The forecast predicts that you can Experience The Beatles with Rain on April 1, at Spectra Place, and it may be the last opportunity for many to see the Beatles live in concert. The Broadway production explores the Beatles’ catalogue, looking at the history of the 1960s as the band moves through the Beatles’ life from album to album.
Mac Ruffing, who will appear in the Energy City as Paul McCartney, spoke with the Mercury last week, pointing out the Beatles really only toured for a few of years from 1963 to 1966. There was really limited opportunity to see the Beatles perform in their day, but Rain brings the spirit of the Fab Four and the 60s back to life.
“The Beatles themselves, once they were famous, they toured for four years, from 1963, in Europe, and then came over here in 1964 and toured for two more years,” he said. “They stopped in ’66, because they were prisoners of their own success. They couldn’t go out in public without getting mobbed. They became a studio band with Sgt. Pepper and everything after that.”
The first part of the show is the Beatles’ early music, done in the iconic black suits, capturing the excitement around that early era.
Ruffing will appear as part of the rotating lineup with members of the troupe representing the personalities and styling of John Lennon, George Harrison and the oft-maligned, ultimately forgotten Ringo Starr.
Ruffing grew up playing the bass, and although he is a natural righty, has learned to play left-handed like his alter ego McCartney.
“It’s great,” Ruffing said about being a Beatle. “We’re honoured to do the music. It’s the best music ever written and recorded, in my opinion. The audience’s reaction is just amazing. They’re singing along, dancing in the aisles. We encourage that, too, so you’re not just sitting there watching a concert.”

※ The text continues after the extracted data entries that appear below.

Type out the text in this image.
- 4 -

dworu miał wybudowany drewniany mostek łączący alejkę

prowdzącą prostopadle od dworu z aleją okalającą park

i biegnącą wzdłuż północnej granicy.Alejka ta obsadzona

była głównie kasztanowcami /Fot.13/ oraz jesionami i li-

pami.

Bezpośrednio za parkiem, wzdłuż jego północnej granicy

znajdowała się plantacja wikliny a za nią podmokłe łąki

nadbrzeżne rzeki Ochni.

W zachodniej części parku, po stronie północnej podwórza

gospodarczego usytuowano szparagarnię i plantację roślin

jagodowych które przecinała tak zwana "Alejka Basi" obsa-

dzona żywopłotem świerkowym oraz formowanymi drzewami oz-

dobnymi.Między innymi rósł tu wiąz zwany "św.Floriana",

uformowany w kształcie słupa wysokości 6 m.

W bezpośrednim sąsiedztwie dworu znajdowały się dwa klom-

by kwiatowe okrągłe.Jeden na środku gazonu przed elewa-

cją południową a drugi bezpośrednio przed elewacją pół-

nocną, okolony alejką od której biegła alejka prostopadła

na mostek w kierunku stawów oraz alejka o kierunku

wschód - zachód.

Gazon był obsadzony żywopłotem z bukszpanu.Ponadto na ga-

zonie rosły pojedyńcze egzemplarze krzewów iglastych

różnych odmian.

All the music is played live, with no recordings. There is a fifth Beatle on stage as well, who performs horns, additional percussion and any other sounds the four primary members can’t.
“We never get tired of playing the songs. We’re all Beatles nuts,” Ruffing said, adding that many times someone who wasn’t an avid fan will come up to them after the show and say they’re going to go buy an album.
It’s a great to discover the Beatles’ music, and for those who grew up as the Beatles were recording, Rain allows them to go back in time and see the band live once again.
“My favourite (songs to play) are from the early era. Songs like I Want to Hold Your Hand, Who Loves Your, Yesterday. Hey Jude gets everyone going, singing along. Even though it’s not our music, we’re not the original artists, but still, the people’s smiles on their faces are great.”
Ruffing has been touring with Rain since 2010. At that time, there was one band, but the tour was performing too much for just one group to handle. There are multiple groups now so they can handle the number of shows, and the players are rotating so Ruffing will regularly play with a different cast mix, as they do week on, week off shifts.
The show has toured all over the world, in Europe, Asia and South Africa as well as across North America.
“It is universal. Even if you don’t speak English, you love it,” Ruffing said of the Beatles’ tunes.
“(The show) is kind of a time capsule of the 1960s through the music of the Beatles,” said Ruffing.
As the show begins, some of the major events from the decade are retold to set the mood for the evening. The show is largely a chronological one, with Ed Sullivan introducing the Beatles in the beginning and moving the band’s work.
The show is a big production, noted Ruffing, who said there is more to it than the four band members playing Beatles’ songs.
“There are videos going, and there are also cameras going around shooting live images of us on the screens as if we were on television like the Ed Sullivan Show. They also shoot people in the audience in old style, black-and-white footage, intermixed with old footage of the fans going crazy.”
It is a Broadway production, so the sets are expansive and detailed, and the instruments are all pieces the band members played in their careers. Ruffing added that the show is for all audiences and great for families, as well as both die hard and passive Beatles fans.